We have reproduced her full speech to the conference below.
"Hello, my name is Kalaiyarasi Kanagalingam, I am 14 years old and I go to Burntwood High School in Wandsworth. I'm here today to speak about how my life has been affected by what happened in 2009. 2009 was the most memorable and painful year of my life.
May 17 2009, I saw my dad for the last time. The moment I left my dad is still painful to me more than anything. I told my dad I was scared and him to please come with me, but he had to leave me. How could I say those moments by words? I saw other children like me crying for dad to come with them. I cried hugging my dad’s neck tightly but he only hugged me back and tried to say something with his eyes.
Now, while I’m living in London, my mum and I still wonder whether he’s alive or not. Every day, we hide our sorrows inside and put a smile on the outside, waiting for my dad to come. I always wondered how my life would get so much better if my dad was here to guide me along the way when I’m on my darkest days.

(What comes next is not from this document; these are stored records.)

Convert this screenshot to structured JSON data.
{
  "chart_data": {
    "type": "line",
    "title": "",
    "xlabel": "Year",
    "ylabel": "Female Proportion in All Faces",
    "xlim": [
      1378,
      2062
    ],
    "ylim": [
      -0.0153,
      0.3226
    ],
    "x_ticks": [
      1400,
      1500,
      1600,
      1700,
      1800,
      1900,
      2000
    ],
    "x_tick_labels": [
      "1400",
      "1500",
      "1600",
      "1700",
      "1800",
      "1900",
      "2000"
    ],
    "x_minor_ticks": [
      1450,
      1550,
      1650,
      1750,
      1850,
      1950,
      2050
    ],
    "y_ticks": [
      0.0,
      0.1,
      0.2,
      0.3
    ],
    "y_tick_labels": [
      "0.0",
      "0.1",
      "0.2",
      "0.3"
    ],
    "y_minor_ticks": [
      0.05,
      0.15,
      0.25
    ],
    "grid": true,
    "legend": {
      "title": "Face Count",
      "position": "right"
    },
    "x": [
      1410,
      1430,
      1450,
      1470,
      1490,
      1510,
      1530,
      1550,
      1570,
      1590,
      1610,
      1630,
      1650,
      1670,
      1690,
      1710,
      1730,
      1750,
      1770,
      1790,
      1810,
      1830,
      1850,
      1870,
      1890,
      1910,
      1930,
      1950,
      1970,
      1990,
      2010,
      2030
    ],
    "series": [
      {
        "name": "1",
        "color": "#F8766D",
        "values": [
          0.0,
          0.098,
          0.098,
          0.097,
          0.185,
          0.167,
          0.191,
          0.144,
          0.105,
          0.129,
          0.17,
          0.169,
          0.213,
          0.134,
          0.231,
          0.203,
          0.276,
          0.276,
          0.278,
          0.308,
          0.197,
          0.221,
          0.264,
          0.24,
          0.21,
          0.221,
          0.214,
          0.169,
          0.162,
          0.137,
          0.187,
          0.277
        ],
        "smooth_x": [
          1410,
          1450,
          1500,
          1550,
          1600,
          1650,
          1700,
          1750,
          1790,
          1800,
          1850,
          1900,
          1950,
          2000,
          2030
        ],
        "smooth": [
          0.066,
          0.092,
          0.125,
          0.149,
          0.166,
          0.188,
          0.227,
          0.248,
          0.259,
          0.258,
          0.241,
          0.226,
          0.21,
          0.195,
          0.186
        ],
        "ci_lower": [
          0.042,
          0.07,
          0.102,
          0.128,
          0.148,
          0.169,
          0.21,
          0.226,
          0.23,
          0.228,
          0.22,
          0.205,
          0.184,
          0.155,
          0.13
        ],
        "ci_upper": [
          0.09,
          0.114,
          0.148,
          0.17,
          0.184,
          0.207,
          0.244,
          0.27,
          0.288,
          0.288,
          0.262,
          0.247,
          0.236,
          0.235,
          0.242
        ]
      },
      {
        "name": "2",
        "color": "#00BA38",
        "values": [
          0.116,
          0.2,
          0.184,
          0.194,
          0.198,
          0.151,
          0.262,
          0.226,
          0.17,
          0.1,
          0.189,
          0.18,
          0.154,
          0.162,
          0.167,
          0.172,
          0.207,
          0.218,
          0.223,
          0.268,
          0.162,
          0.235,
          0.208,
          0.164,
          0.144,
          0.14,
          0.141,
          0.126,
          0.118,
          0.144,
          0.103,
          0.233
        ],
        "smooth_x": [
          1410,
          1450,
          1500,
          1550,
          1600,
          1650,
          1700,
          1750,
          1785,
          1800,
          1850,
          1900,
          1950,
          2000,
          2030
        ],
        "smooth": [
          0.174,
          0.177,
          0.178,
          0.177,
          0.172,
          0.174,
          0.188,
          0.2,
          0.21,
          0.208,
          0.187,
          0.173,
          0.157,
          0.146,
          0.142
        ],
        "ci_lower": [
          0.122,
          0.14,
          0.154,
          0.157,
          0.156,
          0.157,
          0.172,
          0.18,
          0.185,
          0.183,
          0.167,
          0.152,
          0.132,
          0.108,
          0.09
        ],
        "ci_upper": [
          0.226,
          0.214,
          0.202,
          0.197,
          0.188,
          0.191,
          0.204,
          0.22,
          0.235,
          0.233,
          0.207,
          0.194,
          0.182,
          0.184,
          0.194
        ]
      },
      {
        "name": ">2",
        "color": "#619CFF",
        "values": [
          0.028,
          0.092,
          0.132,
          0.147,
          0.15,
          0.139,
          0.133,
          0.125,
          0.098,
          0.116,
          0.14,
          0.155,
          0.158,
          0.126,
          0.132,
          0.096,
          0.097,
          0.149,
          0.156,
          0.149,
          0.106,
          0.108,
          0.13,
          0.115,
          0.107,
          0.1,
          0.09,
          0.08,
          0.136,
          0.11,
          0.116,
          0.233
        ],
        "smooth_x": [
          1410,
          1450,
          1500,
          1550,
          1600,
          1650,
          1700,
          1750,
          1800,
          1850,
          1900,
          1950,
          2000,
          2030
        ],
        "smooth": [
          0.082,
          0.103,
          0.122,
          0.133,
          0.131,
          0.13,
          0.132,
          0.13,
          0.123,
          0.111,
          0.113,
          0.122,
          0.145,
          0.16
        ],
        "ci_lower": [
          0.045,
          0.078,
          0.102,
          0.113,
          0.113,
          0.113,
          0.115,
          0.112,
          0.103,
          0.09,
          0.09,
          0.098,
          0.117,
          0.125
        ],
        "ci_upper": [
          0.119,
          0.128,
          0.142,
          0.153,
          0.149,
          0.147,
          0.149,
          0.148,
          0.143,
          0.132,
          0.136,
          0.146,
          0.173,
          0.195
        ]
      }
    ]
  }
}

That was not the only thing that happened in May 2009.
A few days before the last day I saw my dad, I was inside an open bunker with my relatives. I was looking out from the bunker and I could see my friend riding a bicycle. I longed to call out to him but before I could a shell that was launched by the army had exploded near us. I saw my friend’s head get thrown from his body by the shrapnel of a shell. I cried loudly trying to break apart from my grandma’s grip. She hugged me and comforted me but that horrifying scene is still giving me goosebumps whenever I remember it in my mind.
Not only that but two of my cousins died in an aerial bombing. I’ll never forget that incident. The bomb fell on the bunker and my cousins’ were trapped inside. My aunt was outside screaming and crying for help but all I could do was helplessly watch. I was in another bunker with my grandmother and other relatives. After the bombing stopped, we came out of the bunker. I saw my aunt standing next to the bunker, sobbing and yelling loudly.
Even today I live with these memories. But every day I wonder what happened to my father. Having the Tamil genocide recognised will not change my life. However, it might make it easier to find out what happened to my father and the many others who disappeared then".